Stanislas Polu, lui, considère que les investisseurs étrangers, principalement américains, sont plus ouverts qu’auparavant à financer les jeunes pousses françaises. « Comme l’ont prouvé plusieurs startups parisiennes, il est tout à fait possible de lever de l’argent auprès des Américains », affirme-t-il. Dust a levé 20 millions d’euros au total, deux opérations menées par Sequoia Capital. « C’est une bonne chose. Il y a quelques années, c’était très difficile pour une entreprise française de faire la même chose. De plus, nous avons accès à un marché européen important, aujourd’hui capturé par ChatGPT, qui cherche à se transformer grâce à l’IA ».
Étendre les déploiements dans les entreprises
Au-delà des démonstrations à effet « waouh » réalisées lors de soirée et le souhait d’attirer les compétences en provenance des pôles d’excellence français en mathématiques et en ingénierie, en filigrane, OpenAI expose sa volonté de convaincre plus amplement les entreprises du CAC40 d’adopter ses technologies. Tout en étant parfaitement conscient des défis qui l’attendent.

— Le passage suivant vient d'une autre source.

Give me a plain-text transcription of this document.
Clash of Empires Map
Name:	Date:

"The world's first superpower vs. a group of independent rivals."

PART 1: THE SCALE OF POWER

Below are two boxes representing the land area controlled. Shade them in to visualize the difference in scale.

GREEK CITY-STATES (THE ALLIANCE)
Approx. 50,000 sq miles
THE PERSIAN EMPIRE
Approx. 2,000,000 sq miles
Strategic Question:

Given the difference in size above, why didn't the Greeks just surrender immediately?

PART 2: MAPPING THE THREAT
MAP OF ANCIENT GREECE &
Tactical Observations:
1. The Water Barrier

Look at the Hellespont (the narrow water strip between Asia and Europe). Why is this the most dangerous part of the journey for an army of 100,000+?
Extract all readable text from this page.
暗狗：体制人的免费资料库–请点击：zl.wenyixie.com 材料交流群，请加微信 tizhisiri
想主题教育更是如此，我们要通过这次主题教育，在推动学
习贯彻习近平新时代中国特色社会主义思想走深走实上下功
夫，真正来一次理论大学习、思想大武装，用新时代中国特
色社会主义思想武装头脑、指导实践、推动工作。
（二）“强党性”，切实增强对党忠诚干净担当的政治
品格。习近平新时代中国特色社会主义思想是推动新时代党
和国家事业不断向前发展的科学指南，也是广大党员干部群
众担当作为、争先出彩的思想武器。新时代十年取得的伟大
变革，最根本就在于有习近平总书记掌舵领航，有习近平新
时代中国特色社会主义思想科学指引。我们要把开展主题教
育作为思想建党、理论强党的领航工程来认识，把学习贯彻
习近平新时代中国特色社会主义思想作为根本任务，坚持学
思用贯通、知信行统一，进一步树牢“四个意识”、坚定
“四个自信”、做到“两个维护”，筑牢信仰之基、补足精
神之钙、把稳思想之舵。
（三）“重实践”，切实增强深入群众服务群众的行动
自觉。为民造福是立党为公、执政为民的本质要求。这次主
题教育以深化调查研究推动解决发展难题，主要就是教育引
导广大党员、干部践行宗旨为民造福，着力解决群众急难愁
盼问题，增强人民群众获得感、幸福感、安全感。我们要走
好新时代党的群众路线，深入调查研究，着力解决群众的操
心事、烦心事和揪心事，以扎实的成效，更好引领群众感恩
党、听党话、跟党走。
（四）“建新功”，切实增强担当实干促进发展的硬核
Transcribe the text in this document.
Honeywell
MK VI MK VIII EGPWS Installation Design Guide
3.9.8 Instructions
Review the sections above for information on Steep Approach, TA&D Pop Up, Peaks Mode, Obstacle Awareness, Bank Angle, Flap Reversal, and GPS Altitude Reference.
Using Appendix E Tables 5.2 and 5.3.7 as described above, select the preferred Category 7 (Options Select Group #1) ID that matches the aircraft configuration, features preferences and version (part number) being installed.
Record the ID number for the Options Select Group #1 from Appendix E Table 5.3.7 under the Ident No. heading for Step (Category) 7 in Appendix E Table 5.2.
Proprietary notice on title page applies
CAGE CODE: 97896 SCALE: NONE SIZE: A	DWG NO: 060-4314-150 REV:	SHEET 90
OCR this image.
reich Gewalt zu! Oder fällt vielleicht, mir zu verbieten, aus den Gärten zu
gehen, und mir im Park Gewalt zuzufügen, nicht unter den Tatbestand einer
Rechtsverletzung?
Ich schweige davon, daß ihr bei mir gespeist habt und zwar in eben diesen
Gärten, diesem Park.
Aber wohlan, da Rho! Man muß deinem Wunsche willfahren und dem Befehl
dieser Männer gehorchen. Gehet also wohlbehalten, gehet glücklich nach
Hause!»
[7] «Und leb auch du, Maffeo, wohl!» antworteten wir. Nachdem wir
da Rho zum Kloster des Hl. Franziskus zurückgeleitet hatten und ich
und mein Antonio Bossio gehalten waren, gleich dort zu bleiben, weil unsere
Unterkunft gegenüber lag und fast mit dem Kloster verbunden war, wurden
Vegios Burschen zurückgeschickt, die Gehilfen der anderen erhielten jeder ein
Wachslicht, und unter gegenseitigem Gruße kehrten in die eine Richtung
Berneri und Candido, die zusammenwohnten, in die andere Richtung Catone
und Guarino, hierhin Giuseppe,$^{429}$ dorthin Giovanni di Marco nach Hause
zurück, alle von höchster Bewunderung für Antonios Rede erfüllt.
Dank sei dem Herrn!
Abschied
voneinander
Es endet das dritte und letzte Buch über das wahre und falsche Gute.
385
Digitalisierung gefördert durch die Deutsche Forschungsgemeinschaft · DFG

Olivier GodementDirecteur de la plateforme produit, OpenAI
« Il existe clairement un écart à combler », déclare Olivier Godement, directeur de la plateforme produit chez OpenAI. Dans les entreprises, « plusieurs étapes doivent être franchies pour garantir une adoption réussie. Un effort significatif est nécessaire pour comprendre quand et pourquoi ces outils sont utiles, et à quel moment des solutions traditionnelles doivent être privilégiées par rapport aux assistants IA ».
« En outre, un travail important doit être mené pour instaurer la confiance, notamment en expliquant comment ces modèles fonctionnent, ce qu’ils impliquent sur le plan réglementaire, et quelles sont les exigences technologiques pour assurer leur bon fonctionnement », ajoute-t-il.
Stanislas PoluCofondateur et ingénieur logiciel, Dust
Un défi partagé avec l’écosystème qui entoure OpenAI. « Les modèles d’IA ne sont presque pas suffisants. Le modèle, c’est un peu le CPU, c’est la révolution de l’ordinateur dans les années 1990 », compare Stanislas Polu de Dust.
« Dans cette nouvelle révolution, il va falloir créer le système d’exploitation qui va se connecter avec les infrastructures de l’entreprise et concevoir des produits qui correspondent à leurs besoins. C’est notre but », affirme-t-il. « Mais ce qui est sûr, c’est qu’une fois qu’on arrive à mettre nos pieds dans une organisation, la valeur de ces modèles – quand ils sont mis dans le contexte du travail des métiers – est tellement forte que ça se propage comme un feu de paille ».